Monday, July 26, 2010

The Great....I Am

There's something deeply freeing when you read the way God referred to himself. "Tell them I am sent you". God says I am who I am. Period. No need to give further explanation, just tell em it's me. And people say I'm blunt.

There are times in my life when I struggle to find my way, times when I question if I'm even on the right path let alone the right moment. There are times when I wonder if the fog will ever rise and I'll be able to clearly see how all this connects. Then I remember...I am sent you.

I had a wonderful weekend, filled with laughter, a few tears and moments of clearly seeing God. I promised Him a long time ago that I would call it what it is..not luck, not coincidence, not my own hard word...simply God, the I am.

I know I've got more storms ahead of me to endure. I know there will be moments when I don't clearly see God, moments when I wonder where to step next. Sometimes I feel weighted down by those thoughts, I'm great at worrying about stuff that's yet to happen. But then the Holy Spirit finds a way of reminding me, you're not in charge. You're not the center. It's not up to you make the world right. Remember the I am.

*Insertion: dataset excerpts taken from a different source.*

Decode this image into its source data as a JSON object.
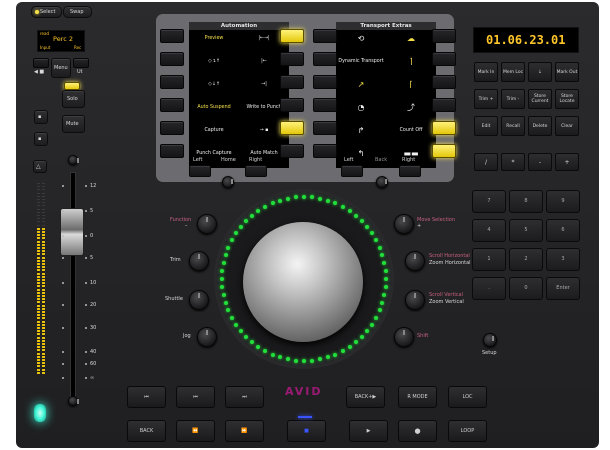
{
  "top_left": {
    "select": "Select",
    "swap": "Swap"
  },
  "channel_display": {
    "line1": "read",
    "name": "Perc 2",
    "input": "Input",
    "rec": "Rec",
    "menu": "Menu",
    "left_marker": "◀ ■",
    "right_marker": "Ut"
  },
  "channel_buttons": {
    "solo": "Solo",
    "mute": "Mute"
  },
  "fader_scale": [
    "12",
    "5",
    "0",
    "5",
    "10",
    "20",
    "30",
    "40",
    "60",
    "∞"
  ],
  "automation": {
    "title": "Automation",
    "cells": [
      "Preview",
      "|←→|",
      "◇↴↑",
      "|←",
      "◇↓↑",
      "→|",
      "Auto Suspend",
      "Write to Punch",
      "Capture",
      "→ ▪",
      "Punch Capture",
      "Auto Match"
    ],
    "bottom_left": "Left",
    "bottom_home": "Home",
    "bottom_right": "Right"
  },
  "transport_extras": {
    "title": "Transport Extras",
    "cells": [
      "⟲",
      "☁",
      "Dynamic Transport",
      "⌉",
      "↗",
      "⌈",
      "◔",
      "⤴",
      "↱",
      "Count Off",
      "↰",
      "▬▬"
    ],
    "bottom_left": "Left",
    "bottom_back": "Back",
    "bottom_right": "Right"
  },
  "counter": "01.06.23.01",
  "mem_keys": [
    "Mark In",
    "Mem Loc",
    "↓",
    "Mark Out",
    "Trim +",
    "Trim -",
    "Store Current",
    "Store Locate",
    "Edit",
    "Recall",
    "Delete",
    "Clear"
  ],
  "ops_keys": [
    "/",
    "*",
    "-",
    "+"
  ],
  "numpad": [
    "7",
    "8",
    "9",
    "4",
    "5",
    "6",
    "1",
    "2",
    "3",
    ".",
    "0",
    "Enter"
  ],
  "knob_labels": {
    "function": "Function",
    "trim": "Trim",
    "shuttle": "Shuttle",
    "jog": "Jog",
    "move_selection": "Move Selection",
    "scroll_horizontal": "Scroll Horizontal",
    "zoom_horizontal": "Zoom Horizontal",
    "scroll_vertical": "Scroll Vertical",
    "zoom_vertical": "Zoom Vertical",
    "shift": "Shift",
    "setup": "Setup"
  },
  "logo": "AVID",
  "transport": {
    "row1": [
      "⏮",
      "⏮",
      "⏭",
      "BACK+▶",
      "R MODE",
      "LOC"
    ],
    "row2": [
      "BACK",
      "⏪",
      "⏩",
      "■",
      "▶",
      "●",
      "LOOP"
    ]
  },
  "colors": {
    "accent_yellow": "#f5e04a",
    "counter_amber": "#ffc72a",
    "ring_green": "#22e03a",
    "status_cyan": "#3ff5d5"
  }
}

I breathe a sigh of relief this morning, I have friends trying to find their way to God (though they aren't ready to call it that and that's ok, God can handle it), I have friends who deeply love God but rarely "feel" Him (I pray that your hearts eyes see Him today) and I have friends that remind me of just how far I've yet to travel in my own journey (I am beyond grateful for you) but all of this...all of it...is ok because no pressure is on me, it's ALL on the Great I Am.